1. Suppose there was a 16MB/channel board and that you have 16 samples per record as your record size. This would mean that the maximum number of samples or data points you could store in memory is 65536 records * 16 samples/records = 1,048,576 samples for a hypothetical 16MB/channel. Now this is by no means the maximum number of samples you could store in memory. This is only if you want records of size 16.
2. Suppose there was a 16MB/channel board and that you just have 1 record to store in memory and you want to max out the record size to store the most samples in (remember that each record needs to allocate an additional 240 bytes, so with less records you will have more space for samples). If you set the record size to take up 16MB - 240 bytes = 16777216 bytes - 240 bytes= 16,776,976 bytes to store samples at 1 byte per sample, you could store 16 million or so samples.
Note that case 1 and 2 are the same device, a "16MB/channel board" but depending on the record size, you can take a different amount of samples. This is because of the way the boards allocate memory for records. In either case, if you fetch (take data off of memory and into your computer memory) you can store even more data than what I have indicated above. The above calculations assume that you are not taking the samples off of the memory as you acquire.

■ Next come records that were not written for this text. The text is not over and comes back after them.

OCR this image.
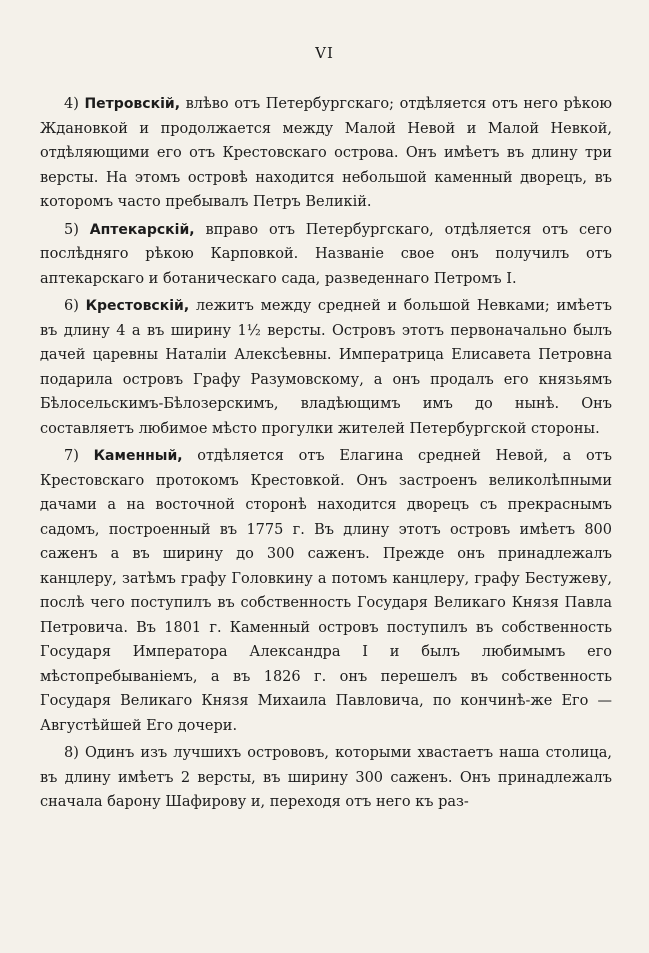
VI

4) Петровскій, влѣво отъ Петербургскаго; отдѣляется отъ него рѣкою Ждановкой и продолжается между Малой Невой и Малой Невкой, отдѣляющими его отъ Крестовскаго острова. Онъ имѣетъ въ длину три версты. На этомъ островѣ находится небольшой каменный дворецъ, въ которомъ часто пребывалъ Петръ Великій.

5) Аптекарскій, вправо отъ Петербургскаго, отдѣляется отъ сего послѣдняго рѣкою Карповкой. Названіе свое онъ получилъ отъ аптекарскаго и ботаническаго сада, разведеннаго Петромъ I.

6) Крестовскій, лежитъ между средней и большой Невками; имѣетъ въ длину 4 а въ ширину 1½ версты. Островъ этотъ первоначально былъ дачей царевны Наталіи Алексѣевны. Императрица Елисавета Петровна подарила островъ Графу Разумовскому, а онъ продалъ его князьямъ Бѣлосельскимъ-Бѣлозерскимъ, владѣющимъ имъ до нынѣ. Онъ составляетъ любимое мѣсто прогулки жителей Петербургской стороны.

7) Каменный, отдѣляется отъ Елагина средней Невой, а отъ Крестовскаго протокомъ Крестовкой. Онъ застроенъ великолѣпными дачами а на восточной сторонѣ находится дворецъ съ прекраснымъ садомъ, построенный въ 1775 г. Въ длину этотъ островъ имѣетъ 800 саженъ а въ ширину до 300 саженъ. Прежде онъ принадлежалъ канцлеру, затѣмъ графу Головкину а потомъ канцлеру, графу Бестужеву, послѣ чего поступилъ въ собственность Государя Великаго Князя Павла Петровича. Въ 1801 г. Каменный островъ поступилъ въ собственность Государя Императора Александра I и былъ любимымъ его мѣстопребываніемъ, а въ 1826 г. онъ перешелъ въ собственность Государя Великаго Князя Михаила Павловича, по кончинѣ-же Его — Августѣйшей Его дочери.

8) Одинъ изъ лучшихъ острововъ, которыми хвастаетъ наша столица, въ длину имѣетъ 2 версты, въ ширину 300 саженъ. Онъ принадлежалъ сначала барону Шафирову и, переходя отъ него къ раз-
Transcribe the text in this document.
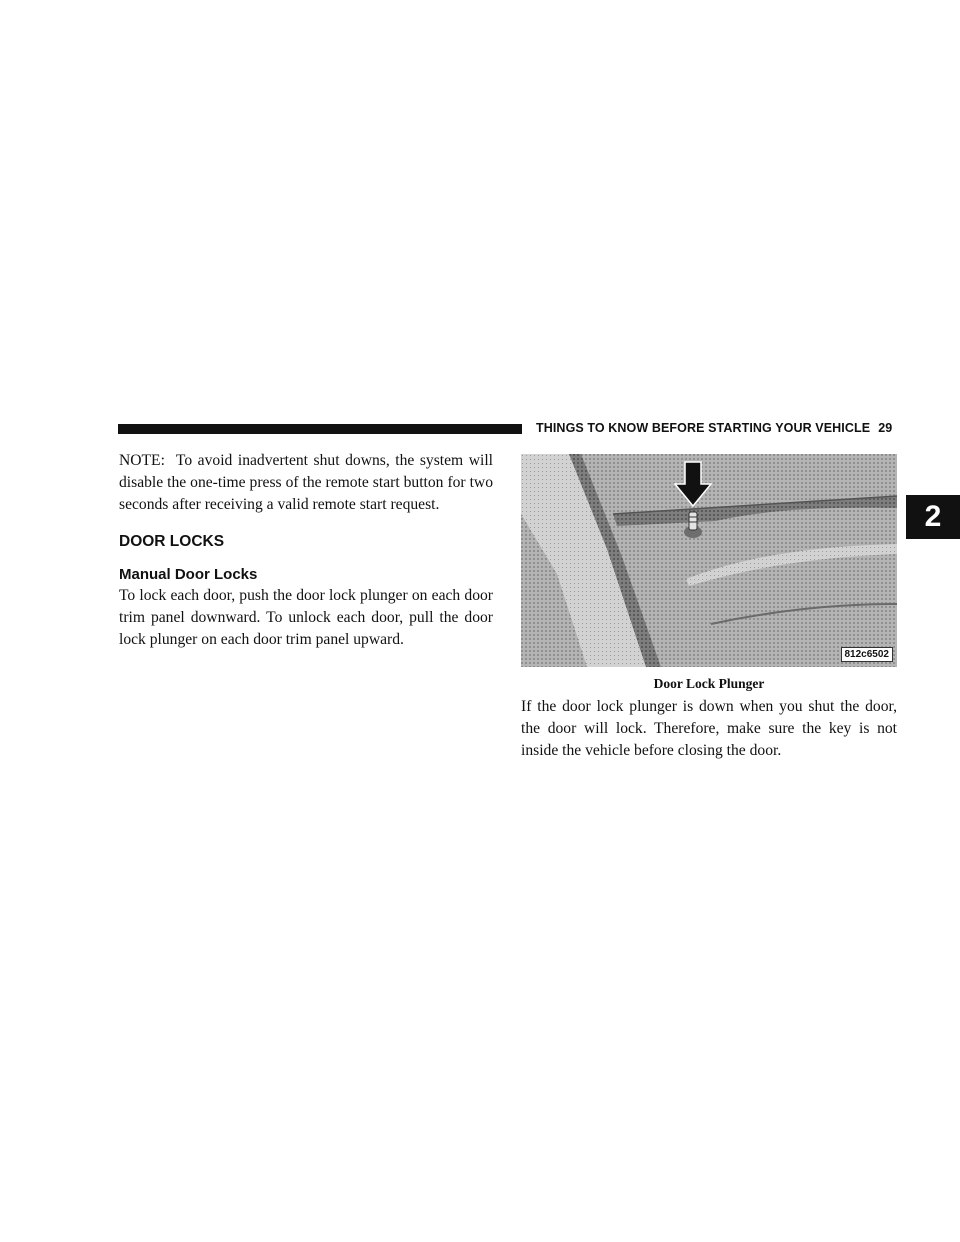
THINGS TO KNOW BEFORE STARTING YOUR VEHICLE 29
2

NOTE: To avoid inadvertent shut downs, the system will disable the one-time press of the remote start button for two seconds after receiving a valid remote start request.

DOOR LOCKS
Manual Door Locks

To lock each door, push the door lock plunger on each door trim panel downward. To unlock each door, pull the door lock plunger on each door trim panel upward.

812c6502
Door Lock Plunger

If the door lock plunger is down when you shut the door, the door will lock. Therefore, make sure the key is not inside the vehicle before closing the door.
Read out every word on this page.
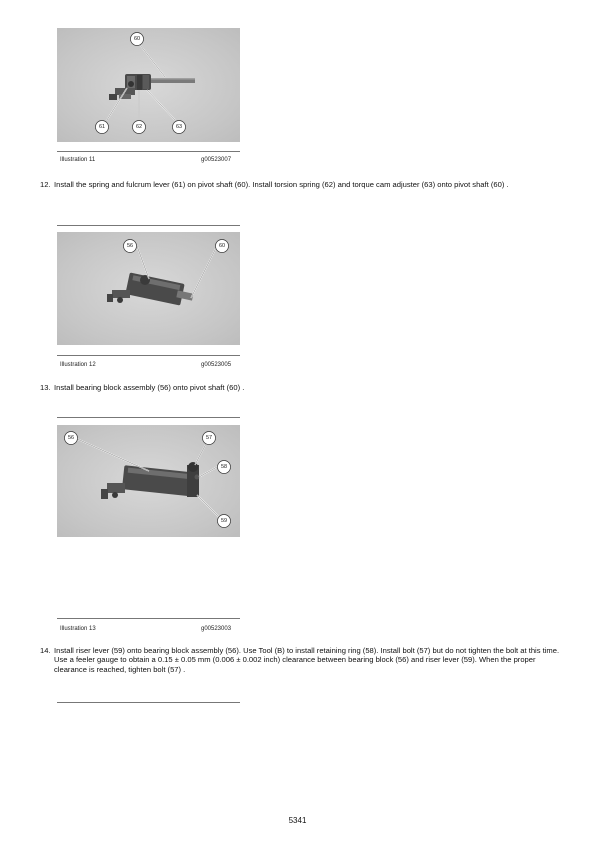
60
61	62	63
Illustration 11	g00523007
12. Install the spring and fulcrum lever (61) on pivot shaft (60). Install torsion spring (62) and torque cam adjuster (63) onto pivot shaft (60) .
56	60
Illustration 12	g00523005
13. Install bearing block assembly (56) onto pivot shaft (60) .
56	57
58
59
Illustration 13	g00523003
14. Install riser lever (59) onto bearing block assembly (56). Use Tool (B) to install retaining ring (58). Install bolt (57) but do not tighten the bolt at this time. Use a feeler gauge to obtain a 0.15 ± 0.05 mm (0.006 ± 0.002 inch) clearance between bearing block (56) and riser lever (59). When the proper clearance is reached, tighten bolt (57) .
5341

I just want to reiterate once more that the board you were mentioning before (NI 5114) does not have a 16MB configuration.
01-04-2012 07:30 AM
I don't know if it is still the case, but when I was using these boards a few years ago, some of the onboard memory was being used for housekeeping tasks, making the maximum number of samples a bit less than what you would calculate based on the memory size. I ended up getting this number empirically (it is really easy to do - just take data with increasing buffer sizes until you get an error; you don't need to fetch it, just take it; simple fetch could easily result in running out of memory in LabVIEW).